Not to mention, when your children are small, they still love you unconditionally. They are actually excited to talk to you and tell you about every snail they found in the garden, each time they went number two in a given day, and to recount each detail in that movie that has been on repeat in the DVD player for the last month. So, when your child asks to call their other parent for the eighteenth time that day, you will allow it.
Hence, communication with the ex that you thought you were divorcing becomes more prominent than it was when you were actually married.
You pray for those teenage years when communication with your ex will become much less frequent.
Those days arrive and you are required to eat those words, along with your pride! You see, when your children become teenagers, communication does not just double – it quadruples.
Now, you are no longer discussing pick-ups and drop-offs or custody agreements or visitation schedules. Nope!
You are now consulting with your ex about THEIR child’s bad attitude.
You are venting about THEIR son’s bad grade in math or THEIR daughter’s third new boyfriend this week.

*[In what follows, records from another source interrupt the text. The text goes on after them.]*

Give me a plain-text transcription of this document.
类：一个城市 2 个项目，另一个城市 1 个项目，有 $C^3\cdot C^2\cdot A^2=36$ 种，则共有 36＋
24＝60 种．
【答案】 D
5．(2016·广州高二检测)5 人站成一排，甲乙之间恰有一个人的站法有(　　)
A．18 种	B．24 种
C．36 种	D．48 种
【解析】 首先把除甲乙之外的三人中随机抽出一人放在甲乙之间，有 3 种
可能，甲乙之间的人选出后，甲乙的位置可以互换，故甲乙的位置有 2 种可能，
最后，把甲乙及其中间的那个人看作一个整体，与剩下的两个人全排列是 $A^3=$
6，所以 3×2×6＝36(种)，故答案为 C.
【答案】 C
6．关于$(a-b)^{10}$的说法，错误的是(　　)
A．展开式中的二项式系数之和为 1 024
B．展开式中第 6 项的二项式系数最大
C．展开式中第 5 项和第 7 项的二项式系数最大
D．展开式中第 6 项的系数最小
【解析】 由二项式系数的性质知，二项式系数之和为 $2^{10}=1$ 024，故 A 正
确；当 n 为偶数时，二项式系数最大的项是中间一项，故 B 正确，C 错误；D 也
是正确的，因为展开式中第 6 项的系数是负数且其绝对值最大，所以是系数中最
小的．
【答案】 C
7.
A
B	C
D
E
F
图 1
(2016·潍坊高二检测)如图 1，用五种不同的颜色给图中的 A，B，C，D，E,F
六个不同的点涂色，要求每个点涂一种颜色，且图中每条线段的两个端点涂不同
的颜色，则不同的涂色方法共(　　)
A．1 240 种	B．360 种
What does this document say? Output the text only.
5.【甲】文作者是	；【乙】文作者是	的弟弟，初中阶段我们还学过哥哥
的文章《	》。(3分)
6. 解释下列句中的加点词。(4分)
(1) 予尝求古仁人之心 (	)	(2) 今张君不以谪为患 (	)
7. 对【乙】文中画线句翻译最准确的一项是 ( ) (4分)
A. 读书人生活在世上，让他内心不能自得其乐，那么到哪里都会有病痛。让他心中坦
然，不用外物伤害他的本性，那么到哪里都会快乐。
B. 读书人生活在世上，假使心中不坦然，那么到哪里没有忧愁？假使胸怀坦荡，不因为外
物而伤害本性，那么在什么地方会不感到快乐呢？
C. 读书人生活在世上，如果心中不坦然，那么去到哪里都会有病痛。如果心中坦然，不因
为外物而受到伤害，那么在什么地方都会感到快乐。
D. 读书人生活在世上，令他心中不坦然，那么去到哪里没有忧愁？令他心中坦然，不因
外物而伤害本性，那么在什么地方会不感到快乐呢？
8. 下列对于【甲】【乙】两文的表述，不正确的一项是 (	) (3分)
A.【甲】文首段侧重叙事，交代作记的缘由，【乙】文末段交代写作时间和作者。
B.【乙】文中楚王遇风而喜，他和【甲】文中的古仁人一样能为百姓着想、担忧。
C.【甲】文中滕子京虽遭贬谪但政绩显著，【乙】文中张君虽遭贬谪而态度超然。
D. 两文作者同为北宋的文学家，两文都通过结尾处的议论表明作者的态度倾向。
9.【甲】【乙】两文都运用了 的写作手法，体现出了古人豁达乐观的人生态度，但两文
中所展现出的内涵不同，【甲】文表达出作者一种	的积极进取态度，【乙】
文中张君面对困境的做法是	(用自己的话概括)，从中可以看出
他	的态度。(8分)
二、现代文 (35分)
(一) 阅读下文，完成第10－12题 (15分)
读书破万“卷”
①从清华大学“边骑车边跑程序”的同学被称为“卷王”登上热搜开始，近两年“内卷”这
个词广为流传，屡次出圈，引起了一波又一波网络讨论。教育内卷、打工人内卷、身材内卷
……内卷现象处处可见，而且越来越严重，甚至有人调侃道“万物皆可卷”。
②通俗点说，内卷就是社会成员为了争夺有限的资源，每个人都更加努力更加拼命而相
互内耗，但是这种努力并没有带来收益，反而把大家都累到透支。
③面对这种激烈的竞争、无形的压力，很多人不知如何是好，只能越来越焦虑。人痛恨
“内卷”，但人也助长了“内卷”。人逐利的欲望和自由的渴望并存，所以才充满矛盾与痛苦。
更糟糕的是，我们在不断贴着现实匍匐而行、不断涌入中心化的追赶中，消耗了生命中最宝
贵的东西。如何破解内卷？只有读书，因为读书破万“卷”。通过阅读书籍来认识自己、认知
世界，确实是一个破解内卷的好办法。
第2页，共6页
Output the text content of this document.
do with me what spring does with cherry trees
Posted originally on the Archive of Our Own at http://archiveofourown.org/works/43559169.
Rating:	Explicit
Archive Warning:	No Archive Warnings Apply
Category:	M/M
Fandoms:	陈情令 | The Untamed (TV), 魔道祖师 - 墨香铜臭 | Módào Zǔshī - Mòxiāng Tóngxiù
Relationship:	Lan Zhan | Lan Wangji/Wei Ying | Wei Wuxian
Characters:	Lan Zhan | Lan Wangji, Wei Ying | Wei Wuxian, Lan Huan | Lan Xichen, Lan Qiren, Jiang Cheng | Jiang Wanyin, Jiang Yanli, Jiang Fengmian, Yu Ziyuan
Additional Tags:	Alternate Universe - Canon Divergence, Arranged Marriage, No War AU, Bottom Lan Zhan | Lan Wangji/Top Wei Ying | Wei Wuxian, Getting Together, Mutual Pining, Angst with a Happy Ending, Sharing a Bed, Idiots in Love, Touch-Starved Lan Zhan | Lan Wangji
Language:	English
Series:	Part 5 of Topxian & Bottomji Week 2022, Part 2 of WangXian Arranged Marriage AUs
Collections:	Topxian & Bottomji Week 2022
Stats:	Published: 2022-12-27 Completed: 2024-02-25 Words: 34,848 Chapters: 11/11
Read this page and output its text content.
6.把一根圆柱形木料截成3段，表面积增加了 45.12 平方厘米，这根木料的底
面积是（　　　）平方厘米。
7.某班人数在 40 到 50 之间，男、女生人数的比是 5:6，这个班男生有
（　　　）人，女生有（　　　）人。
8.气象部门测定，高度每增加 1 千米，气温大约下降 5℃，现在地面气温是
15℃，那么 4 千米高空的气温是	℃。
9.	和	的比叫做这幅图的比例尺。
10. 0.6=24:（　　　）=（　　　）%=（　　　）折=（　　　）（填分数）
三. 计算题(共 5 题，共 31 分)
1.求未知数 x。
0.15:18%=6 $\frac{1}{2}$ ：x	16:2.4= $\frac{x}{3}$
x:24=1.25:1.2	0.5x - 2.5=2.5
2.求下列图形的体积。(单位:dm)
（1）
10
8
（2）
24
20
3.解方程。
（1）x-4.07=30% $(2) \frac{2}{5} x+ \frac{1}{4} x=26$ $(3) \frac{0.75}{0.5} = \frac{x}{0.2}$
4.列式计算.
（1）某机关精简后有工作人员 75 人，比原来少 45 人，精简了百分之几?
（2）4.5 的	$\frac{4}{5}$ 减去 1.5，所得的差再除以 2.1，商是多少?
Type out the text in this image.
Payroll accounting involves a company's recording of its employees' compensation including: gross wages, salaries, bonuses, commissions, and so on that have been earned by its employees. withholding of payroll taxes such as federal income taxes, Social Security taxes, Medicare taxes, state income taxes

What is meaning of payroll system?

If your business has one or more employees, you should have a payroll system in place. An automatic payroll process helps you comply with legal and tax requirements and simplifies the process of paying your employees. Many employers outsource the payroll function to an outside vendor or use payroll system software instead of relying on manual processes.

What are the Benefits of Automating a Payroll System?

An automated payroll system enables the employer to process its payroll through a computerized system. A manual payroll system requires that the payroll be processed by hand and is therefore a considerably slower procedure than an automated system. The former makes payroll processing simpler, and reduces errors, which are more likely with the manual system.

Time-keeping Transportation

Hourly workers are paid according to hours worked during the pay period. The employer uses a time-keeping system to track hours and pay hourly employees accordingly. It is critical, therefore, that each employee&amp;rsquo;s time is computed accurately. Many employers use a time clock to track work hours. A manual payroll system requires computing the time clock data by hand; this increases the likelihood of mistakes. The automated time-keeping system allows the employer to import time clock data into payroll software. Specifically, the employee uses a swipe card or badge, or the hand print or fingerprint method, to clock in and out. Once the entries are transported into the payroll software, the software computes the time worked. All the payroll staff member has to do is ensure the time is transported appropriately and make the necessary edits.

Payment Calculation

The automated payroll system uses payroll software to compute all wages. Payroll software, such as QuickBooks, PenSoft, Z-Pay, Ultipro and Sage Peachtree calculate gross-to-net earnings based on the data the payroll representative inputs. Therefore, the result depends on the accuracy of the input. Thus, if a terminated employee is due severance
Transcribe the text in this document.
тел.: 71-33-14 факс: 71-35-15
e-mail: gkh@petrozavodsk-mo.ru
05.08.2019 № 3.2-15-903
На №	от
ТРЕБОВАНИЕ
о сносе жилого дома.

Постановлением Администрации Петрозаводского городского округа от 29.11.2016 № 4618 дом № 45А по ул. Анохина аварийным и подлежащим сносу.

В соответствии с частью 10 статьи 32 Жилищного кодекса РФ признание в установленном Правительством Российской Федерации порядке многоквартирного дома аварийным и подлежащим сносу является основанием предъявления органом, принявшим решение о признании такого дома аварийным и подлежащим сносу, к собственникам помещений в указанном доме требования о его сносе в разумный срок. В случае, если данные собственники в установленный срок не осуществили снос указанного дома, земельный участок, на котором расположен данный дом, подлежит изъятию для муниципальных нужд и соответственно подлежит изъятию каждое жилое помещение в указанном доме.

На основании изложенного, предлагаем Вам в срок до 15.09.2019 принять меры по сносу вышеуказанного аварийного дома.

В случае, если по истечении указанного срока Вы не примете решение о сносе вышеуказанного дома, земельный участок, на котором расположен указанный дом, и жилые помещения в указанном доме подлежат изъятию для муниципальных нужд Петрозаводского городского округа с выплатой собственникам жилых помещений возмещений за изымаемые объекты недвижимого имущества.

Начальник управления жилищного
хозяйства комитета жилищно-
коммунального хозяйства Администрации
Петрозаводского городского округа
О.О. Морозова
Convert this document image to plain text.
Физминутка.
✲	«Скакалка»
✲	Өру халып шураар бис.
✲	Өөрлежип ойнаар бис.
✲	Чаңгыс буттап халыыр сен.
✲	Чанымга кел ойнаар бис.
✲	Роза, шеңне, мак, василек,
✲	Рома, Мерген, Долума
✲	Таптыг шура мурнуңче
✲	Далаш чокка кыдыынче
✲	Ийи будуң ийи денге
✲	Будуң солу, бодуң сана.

The relationship between you and your ex will evolve as your children grow older.
You will transform from people that coexist because they created life together into allies who are up against one common bandit…your teenage child.
At least that is what you should do!
There is power in numbers. The only chance of survival is if you two join forces to combat the alien that has inhabited your once precious spawn.
You two will learn very fast that the tiny human you created was a walk in the park compared to the demon-child he or she becomes once puberty enters the equation.
Your only hope for survival is to combine your efforts in hopes you have the endurance to at least make it until they graduate high school.
Do not get excited just yet. The fun does not stop there!
Just when you think it is over.
Just when you think that you are finally in the clear…your child decides to breed.
They create a tinier version of themselves, mixed with the scariest parts of the person they decided to procreate with. This is where the real enjoyment begins!
Parenting does not look the same for all nuclear families, just as co-parenting does not look the same for all blended families.
Children come in all shapes, sizes, and sassiness!
It is important for children to see their parents as a united front. Set your differences aside and love your children. Raise them to be the smart, kind, and respectful humans you always dreamed they would become.
The rules of parenthood do not have to change after divorce.
You may be required to rewrite the directions, but the product remains the same.